Tras el sinceramiento de diferentes tarifas y corrimientos de precios, las cadenas de lácteos y de carnes continúan las tratativas con el ámbito oficial para despejar la sensible madeja de los precios internos y compensaciones (impuestas por el desacople de los precios internacionales que pretende el Gobierno) y otras medidas financieras y de impulso a la producción. En esta suerte de concertación, los gobiernos provinciales están asumiendo distintos niveles de protagonismo y participación. La gestión del gobernador santafesino, Hermes Binner, es la que se perfila con un mayor impacto mediático y político. Ayer Binner se contactó con el secretario de Comercio Interior, Guillermo Moreno, durante su participación en la Casa Rosada del acto de adjudicación del proyecto circunvalar de Rosario. De nuevo, el tema de las exportaciones y los precios de la carne estuvieron en el centro de la conversación. Binner propone una solución "a la uruguaya", que exporta sin restricciones cuatro cortes bovinos, lo que permite a la cadena ganadera operar con márgenes positivos.
En el caso de Córdoba, el ministro de Agricultura, Carlos Gutiérrez, ha mantenido diferentes reuniones -en particular con los sectores de lácteos y de carnes- en el ámbito del consejo consultivo conformado por el Gobierno provincial y donde se sientan representantes de la industria y de la producción agropecuaria.
Tras un nuevo encuentro que se concretó ayer con la Asociación de Frigoríficos (Afic), un representante de este sector admitió como diagnóstico que el negocio ganadero está impactado por el envión y la rentabilidad de los granos y que el foco de las prioridades deberá estar puesto en fortalecer la oferta y la producción de carne, más allá de las propias líneas de acción que deberá encarar la industria.

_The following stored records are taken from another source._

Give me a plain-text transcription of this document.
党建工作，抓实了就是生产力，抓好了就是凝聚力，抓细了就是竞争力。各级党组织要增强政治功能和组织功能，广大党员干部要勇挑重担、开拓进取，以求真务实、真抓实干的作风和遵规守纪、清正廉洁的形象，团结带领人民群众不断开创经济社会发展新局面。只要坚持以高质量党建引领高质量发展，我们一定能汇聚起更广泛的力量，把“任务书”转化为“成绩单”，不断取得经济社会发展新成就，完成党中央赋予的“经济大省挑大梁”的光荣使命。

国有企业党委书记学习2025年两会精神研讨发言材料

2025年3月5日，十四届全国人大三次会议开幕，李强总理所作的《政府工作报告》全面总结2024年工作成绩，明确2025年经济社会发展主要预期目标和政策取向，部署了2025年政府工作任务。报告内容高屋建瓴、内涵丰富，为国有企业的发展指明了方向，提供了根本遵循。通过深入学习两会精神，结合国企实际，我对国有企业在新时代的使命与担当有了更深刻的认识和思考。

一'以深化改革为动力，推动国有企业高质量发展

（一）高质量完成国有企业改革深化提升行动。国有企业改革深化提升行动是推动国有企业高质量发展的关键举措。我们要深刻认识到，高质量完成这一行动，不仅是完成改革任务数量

En la escena internacional, la suspensión de las compras de carne de la Unión Europea a Brasil hace prever un mercado más movido sobre los orígenes de carne de Uruguay y la Argentina. Aunque, a nivel local, son las limitaciones en la oferta las que ya hicieron subir los valores de la hacienda un 10 por ciento en lo que va del año. La capacidad de compra de los exportadores locales está fortalecida por la recuperación de los cortes Hilton, que cotizan entre 14 mil y 15 mil dólares la tonelada.

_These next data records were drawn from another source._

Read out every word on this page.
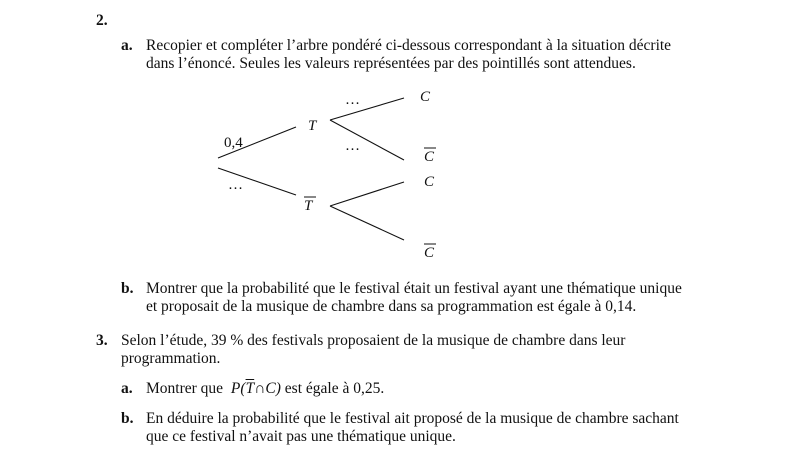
2.
a. Recopier et compléter l’arbre pondéré ci-dessous correspondant à la situation décrite
dans l’énoncé. Seules les valeurs représentées par des pointillés sont attendues.
0,4
…
…
…
T
T
C
C
C
C
b. Montrer que la probabilité que le festival était un festival ayant une thématique unique
et proposait de la musique de chambre dans sa programmation est égale à 0,14.
3. Selon l’étude, 39 % des festivals proposaient de la musique de chambre dans leur
programmation.
a. Montrer que $P(\overline{T}\cap C)$ est égale à 0,25.
b. En déduire la probabilité que le festival ait proposé de la musique de chambre sachant
que ce festival n’avait pas une thématique unique.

A mediados de enero, un sector importante de la industria frigorífica (Ciccra, Cadif y Fifra) presentaron una "agenda de acciones" para fortalecer los dos eslabones centrales de la cadena de valor. Se habla en ella de la modernización del sector frigorífico, compensaciones para la industria, aumento del peso promedio de faena mediante incentivos fiscales y medidas de fomento a través de un fondo de promoción de la ganadería.